Mel Gibson’s 1995 Oscar-winner Braveheart is still the epic with which all epics that followed are measured. Its enormous scope, breathtaking cinematography, powerful dramatic story and fascinating characters are unmatched.
As an epic, Braveheart is one of those films that can only be truly appreciated on the big screen and therefore I am very grateful when I look back and realize that I almost didn’t. I remember arriving at the theater with friends and family intending to see the new submarine thriller Crimson Tide. Unfortunately it was sold out and we had to settle for something else. Fortunately, that turned out to be Braveheart.
Braveheart thrillingly documents the life of William Wallace (Gibson), a commoner in 13th Century Scotland that led the country in its fight for freedom against the English. Wallace did not intend to fight. He intended to live peacefully and, God willing, raise a family. However, when an England Noble kills his secret lover, the battle for Scotland’s freedom becomes personal.
Without much support from his own nobles, Wallace leads the Scottish rebels in the great battles of Stirling and Falkirk before he is betrayed, captured, tortured and used as a warning by King Edward the Longshanks (Patrick McGoohan) to those who threaten England.
Although Wallace was killed before his dream of freedom was achieved, his legacy inspired the Scots to win their freedom on the battlefields of Bannockburn.
Perhaps the most memorable moments of Braveheart are the battle sequences; filmed with skilled bravura by Gibson and cinematographer John Toll. There have been a lot of epic battle sequences filmed since, but none—with the possible exception of the D-Day invasion in Saving Private Ryan—can match the brutality, drama, excitement and sheer filmmaking brilliance of Braveheart’s.
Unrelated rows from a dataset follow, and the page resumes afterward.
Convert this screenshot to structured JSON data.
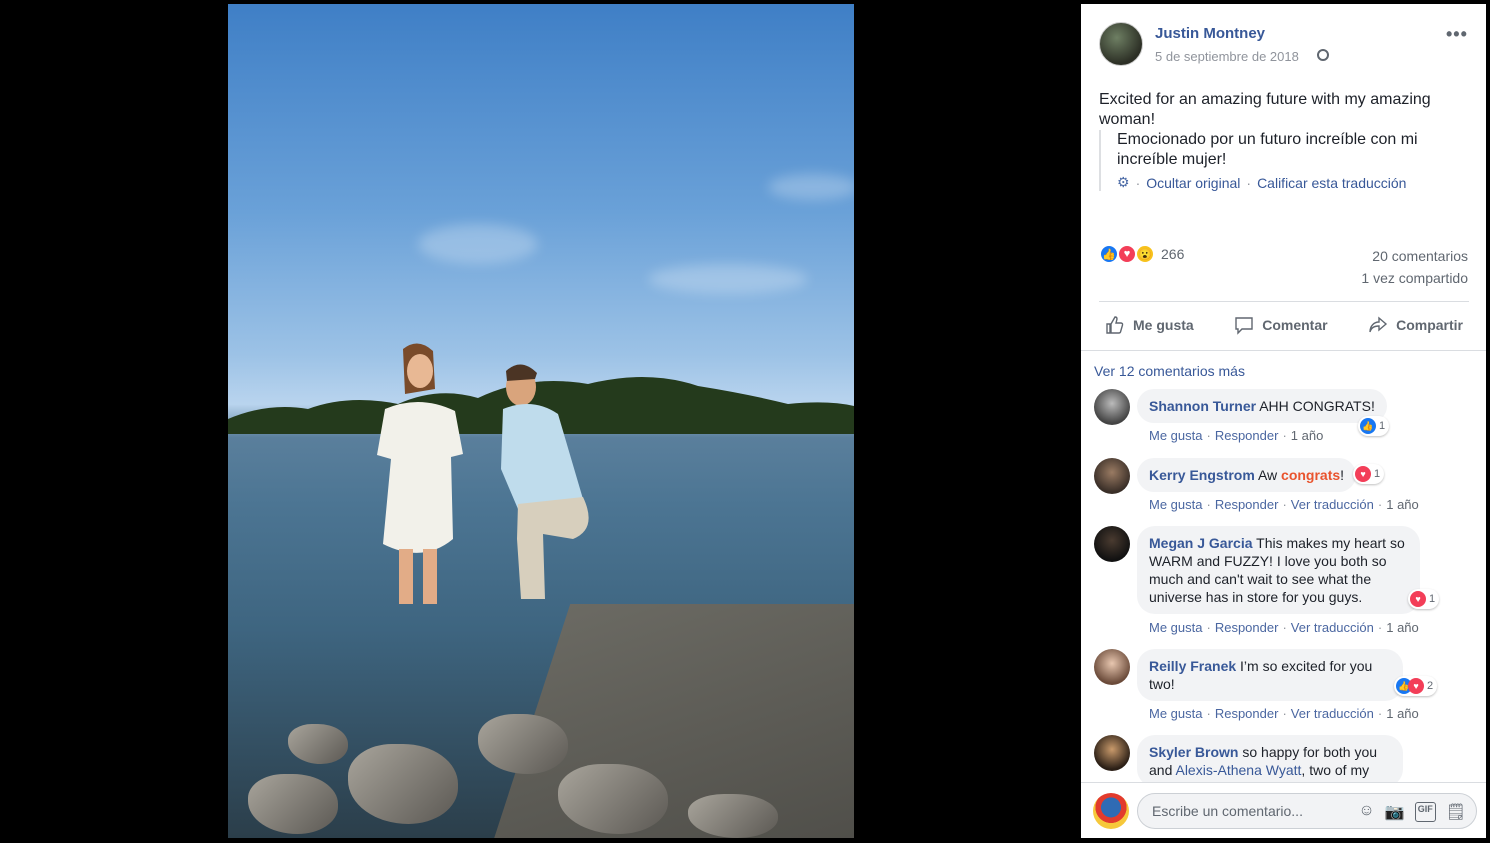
{
  "post": {
    "author": "Justin Montney",
    "date": "5 de septiembre de 2018",
    "text": "Excited for an amazing future with my amazing woman!",
    "translation": "Emocionado por un futuro increíble con mi increíble mujer!",
    "hide_original": "Ocultar original",
    "rate_translation": "Calificar esta traducción",
    "reaction_count": "266",
    "comment_count": "20 comentarios",
    "share_count": "1 vez compartido"
  },
  "actions": {
    "like": "Me gusta",
    "comment": "Comentar",
    "share": "Compartir"
  },
  "comments_header": "Ver 12 comentarios más",
  "comments": [
    {
      "name": "Shannon Turner",
      "text": "AHH CONGRATS!",
      "reactions": "1",
      "like": "Me gusta",
      "reply": "Responder",
      "time": "1 año"
    },
    {
      "name": "Kerry Engstrom",
      "text_before": "Aw",
      "text_highlight": "congrats",
      "text_after": "!",
      "reactions": "1",
      "like": "Me gusta",
      "reply": "Responder",
      "translate": "Ver traducción",
      "time": "1 año"
    },
    {
      "name": "Megan J Garcia",
      "text": "This makes my heart so WARM and FUZZY! I love you both so much and can't wait to see what the universe has in store for you guys.",
      "reactions": "1",
      "like": "Me gusta",
      "reply": "Responder",
      "translate": "Ver traducción",
      "time": "1 año"
    },
    {
      "name": "Reilly Franek",
      "text": "I’m so excited for you two!",
      "reactions": "2",
      "like": "Me gusta",
      "reply": "Responder",
      "translate": "Ver traducción",
      "time": "1 año"
    },
    {
      "name": "Skyler Brown",
      "text_before": "so happy for both you and",
      "mention": "Alexis-Athena Wyatt",
      "text_after": ", two of my"
    }
  ],
  "compose": {
    "placeholder": "Escribe un comentario..."
  },
  "colors": {
    "link": "#385898",
    "like_blue": "#1877f2",
    "love_red": "#f33e58"
  }
}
Most impressive among the battle scenes is the Battle of Stirling which took six weeks to film and roughly half a million feet of film (that amounts to about ninety hours of footage). The sequence is so realistic that Gibson actually found himself under investigation by the RSCPA who were convinced that the horses seen impaled by spears “twice as long as a man” were real horses. In reality, they were mechanical horses weighing approximately two hundred pounds each that were being propelled thirty miles per hour on twenty foot tracks. Even knowing this, I still can’t tell; a compliment to the film’s editors.
It is interesting to note that much of the film’s atmosphere was created out of a sort of happy accident. The location for much of the film’s early scenes was a valley named Glen Nevis, which is the rainiest region in all of Europe. Realizing that it would cost too much time and money to wait out the rain, Gibson decided to film through it. The resulting mud and rain add a level of authenticity to the film.
The idea for the screenplay of Braveheart came when screenwriter Randall Wallace visited Edinburgh in 1983 and came across a giant statue of Wallace. Curious about this man called “Scotland’s Greatest Hero” that shared his namesake, Wallace began researching and the soon to be Oscar-nominated screenplay was born. In truth, not many of the facts of William Wallace’s life are known so Randall Wallace had to work mostly from Myth which, oddly, makes the film seem more real to modern audiences.
Braveheart would go on to win five Oscars including best picture; an upset of sorts over the favorite Apollo 13. An upset to some maybe, but certainly not to me. I remember saying as I walked out the theater all those years ago that Braveheart was going to win Best Picture. It did and my love affair with the Oscars was born.